Mr. DiMaggio added, “This provision places a totally unreasonable burden of disclosure on the applicant for coverage. I would absolutely advise my clients against purchasing such a policy unless their broker was able to get this exclusion removed. In fact, I would advise a client not to pursue a policy with a carrier who proposed such unreasonable exclusions or otherwise attempted to exclude certain ingredients or even products based on similar misinformation related to the industry. This shows a complete lack of understanding of the dietary supplement industry and makes me question whether such a carrier could properly service my clients.”
The second exclusion excludes coverage for: “Any other substance, ingredient or product, in any combination, that the United States Food and Drug Administration has determined as of the inception date of this policy is not a dietary ingredient or a dietary supplement under the Dietary Supplement Health and Education Act of 1994 (DSHEA).”

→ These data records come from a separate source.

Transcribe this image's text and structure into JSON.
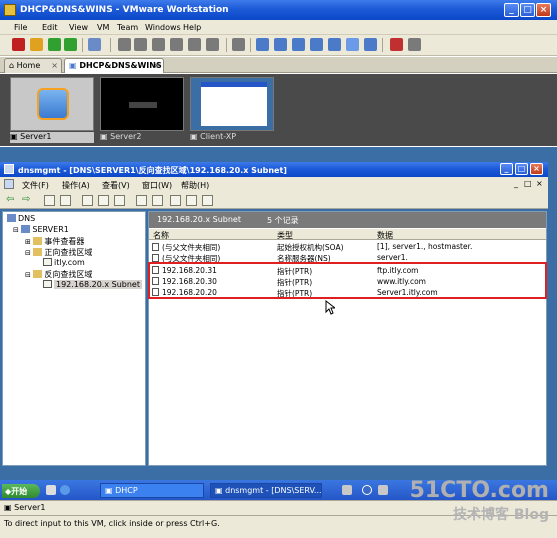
{
  "vmware": {
    "title": "DHCP&DNS&WINS - VMware Workstation",
    "window_buttons": [
      "_",
      "□",
      "×"
    ],
    "menu": [
      "File",
      "Edit",
      "View",
      "VM",
      "Team",
      "Windows",
      "Help"
    ],
    "tabs": [
      {
        "label": "Home",
        "icon": "home-icon"
      },
      {
        "label": "DHCP&DNS&WINS",
        "icon": "vm-icon"
      }
    ],
    "thumbnails": [
      {
        "label": "Server1",
        "selected": true
      },
      {
        "label": "Server2",
        "selected": false
      },
      {
        "label": "Client-XP",
        "selected": false
      }
    ],
    "status_vm": "Server1",
    "hint": "To direct input to this VM, click inside or press Ctrl+G."
  },
  "mmc": {
    "title": "dnsmgmt - [DNS\\SERVER1\\反向查找区域\\192.168.20.x Subnet]",
    "menu": [
      "文件(F)",
      "操作(A)",
      "查看(V)",
      "窗口(W)",
      "帮助(H)"
    ],
    "tree": {
      "root": "DNS",
      "server": "SERVER1",
      "event_viewer": "事件查看器",
      "forward_zone": "正向查找区域",
      "forward_child": "itly.com",
      "reverse_zone": "反向查找区域",
      "reverse_child": "192.168.20.x Subnet"
    },
    "detail_header": {
      "zone": "192.168.20.x Subnet",
      "count": "5 个记录"
    },
    "columns": [
      "名称",
      "类型",
      "数据"
    ],
    "records": [
      {
        "name": "(与父文件夹相同)",
        "type": "起始授权机构(SOA)",
        "data": "[1], server1., hostmaster."
      },
      {
        "name": "(与父文件夹相同)",
        "type": "名称服务器(NS)",
        "data": "server1."
      },
      {
        "name": "192.168.20.31",
        "type": "指针(PTR)",
        "data": "ftp.itly.com"
      },
      {
        "name": "192.168.20.30",
        "type": "指针(PTR)",
        "data": "www.itly.com"
      },
      {
        "name": "192.168.20.20",
        "type": "指针(PTR)",
        "data": "Server1.itly.com"
      }
    ]
  },
  "guest_taskbar": {
    "start": "开始",
    "buttons": [
      "DHCP",
      "dnsmgmt - [DNS\\SERV..."
    ]
  },
  "watermark": {
    "line1": "51CTO.com",
    "line2": "技术博客 Blog"
  }
}
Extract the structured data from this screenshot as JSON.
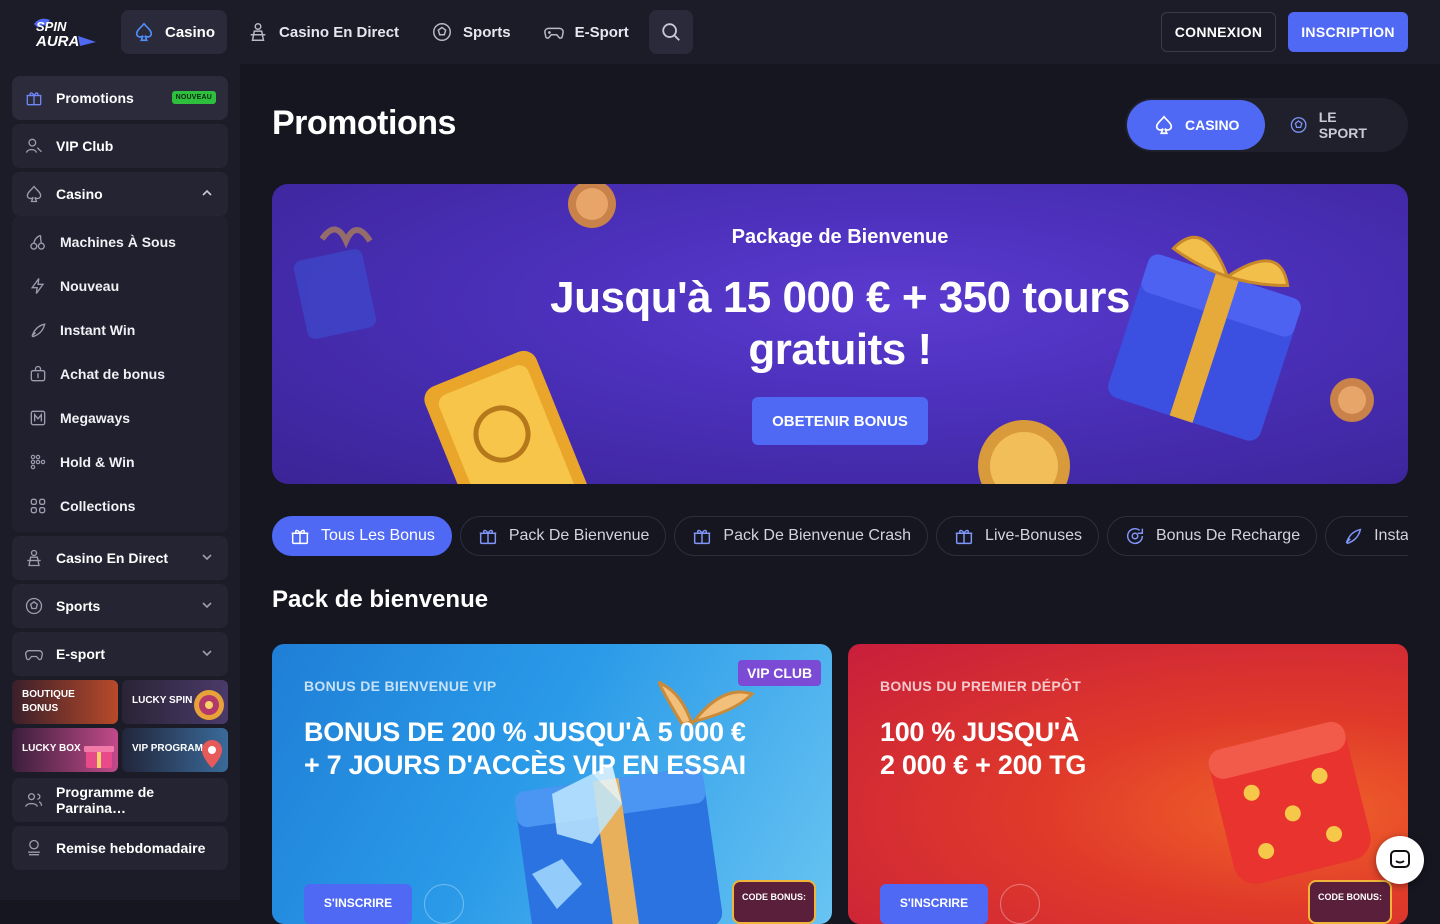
{
  "brand": {
    "logo_text": "SPIN AURA",
    "accent": "#4f69f5"
  },
  "topnav": {
    "items": [
      {
        "label": "Casino",
        "icon": "spade-icon",
        "active": true
      },
      {
        "label": "Casino En Direct",
        "icon": "dealer-icon",
        "active": false
      },
      {
        "label": "Sports",
        "icon": "soccer-ball-icon",
        "active": false
      },
      {
        "label": "E-Sport",
        "icon": "gamepad-icon",
        "active": false
      }
    ],
    "login": "CONNEXION",
    "signup": "INSCRIPTION"
  },
  "sidebar": {
    "promotions": "Promotions",
    "new_badge": "NOUVEAU",
    "vip": "VIP Club",
    "casino": "Casino",
    "casino_sub": [
      "Machines À Sous",
      "Nouveau",
      "Instant Win",
      "Achat de bonus",
      "Megaways",
      "Hold & Win",
      "Collections"
    ],
    "live": "Casino En Direct",
    "sports": "Sports",
    "esport": "E-sport",
    "tiles": [
      "BOUTIQUE BONUS",
      "LUCKY SPIN",
      "LUCKY BOX",
      "VIP PROGRAM"
    ],
    "referral": "Programme de Parraina…",
    "weekly": "Remise hebdomadaire"
  },
  "main": {
    "title": "Promotions",
    "switch": {
      "casino": "CASINO",
      "sport": "LE SPORT"
    },
    "hero": {
      "subtitle": "Package de Bienvenue",
      "title_line1": "Jusqu'à 15 000 € + 350 tours",
      "title_line2": "gratuits !",
      "button": "OBETENIR BONUS"
    },
    "chips": [
      "Tous Les Bonus",
      "Pack De Bienvenue",
      "Pack De Bienvenue Crash",
      "Live-Bonuses",
      "Bonus De Recharge",
      "Instant"
    ],
    "section_title": "Pack de bienvenue",
    "cards": [
      {
        "label": "BONUS DE BIENVENUE VIP",
        "title_line1": "BONUS DE 200 % JUSQU'À 5 000 €",
        "title_line2": "+ 7 JOURS D'ACCÈS VIP EN ESSAI",
        "badge": "VIP CLUB",
        "button": "S'INSCRIRE",
        "code": "CODE BONUS:"
      },
      {
        "label": "BONUS DU PREMIER DÉPÔT",
        "title_line1": "100 % JUSQU'À",
        "title_line2": "2 000 € + 200 TG",
        "button": "S'INSCRIRE",
        "code": "CODE BONUS:"
      }
    ]
  }
}
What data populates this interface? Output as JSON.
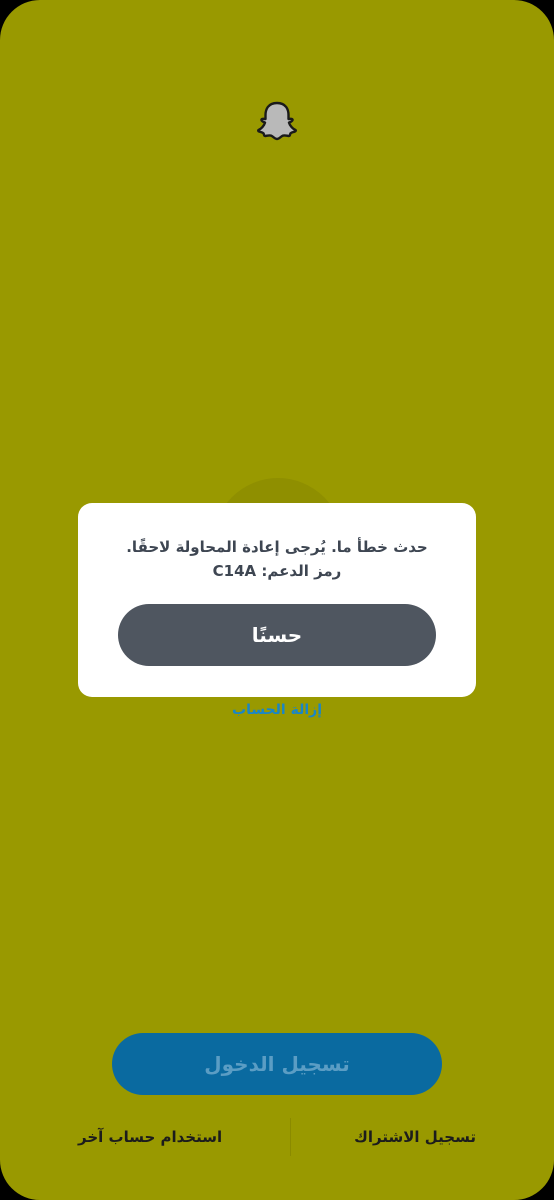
{
  "dialog": {
    "message_line1": "حدث خطأ ما. يُرجى إعادة المحاولة لاحقًا.",
    "message_line2": "رمز الدعم: C14A",
    "ok_label": "حسنًا"
  },
  "remove_account_label": "إزالة الحساب",
  "login_label": "تسجيل الدخول",
  "bottom": {
    "signup_label": "تسجيل الاشتراك",
    "other_account_label": "استخدام حساب آخر"
  },
  "colors": {
    "background": "#999900",
    "dialog_button": "#4f5660",
    "login_button": "#0a6aa0",
    "link": "#1a86c7"
  },
  "icons": {
    "logo": "snapchat-ghost-icon"
  }
}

Mr. DiMaggio said of the second paragraph: “The irony of this section is that the FDA rarely ever makes a ‘determination’ that a substance, ingredient or product, in any combination is not a dietary ingredient or a dietary supplement under DSHEA. At best, FDA will inform a company that they are unaware of any information which substantiates that a product or ingredient is compliant with certain terms of DSHEA and will leave the door open for the company to provide such information. FDA will state that based on this information, they believe the ingredient or product is ‘adulterated’ or ‘misbranded.’ They almost never make a ‘determination’ as is required by this section. In other words, this exclusion is relatively pointless. But it leaves open the real possibility of a coverage dispute with this insurance company in a real life claim situation.”
In conclusion, companies need to be aware of these and other exclusions that may take away coverage for you when you need it most. Work with a professional broker to walk you through this minefield, and remember the old adage “you get what you pay for,” because it is proven correct again when it comes to buying liability insurance for dietary supplement and nutraceutical companies.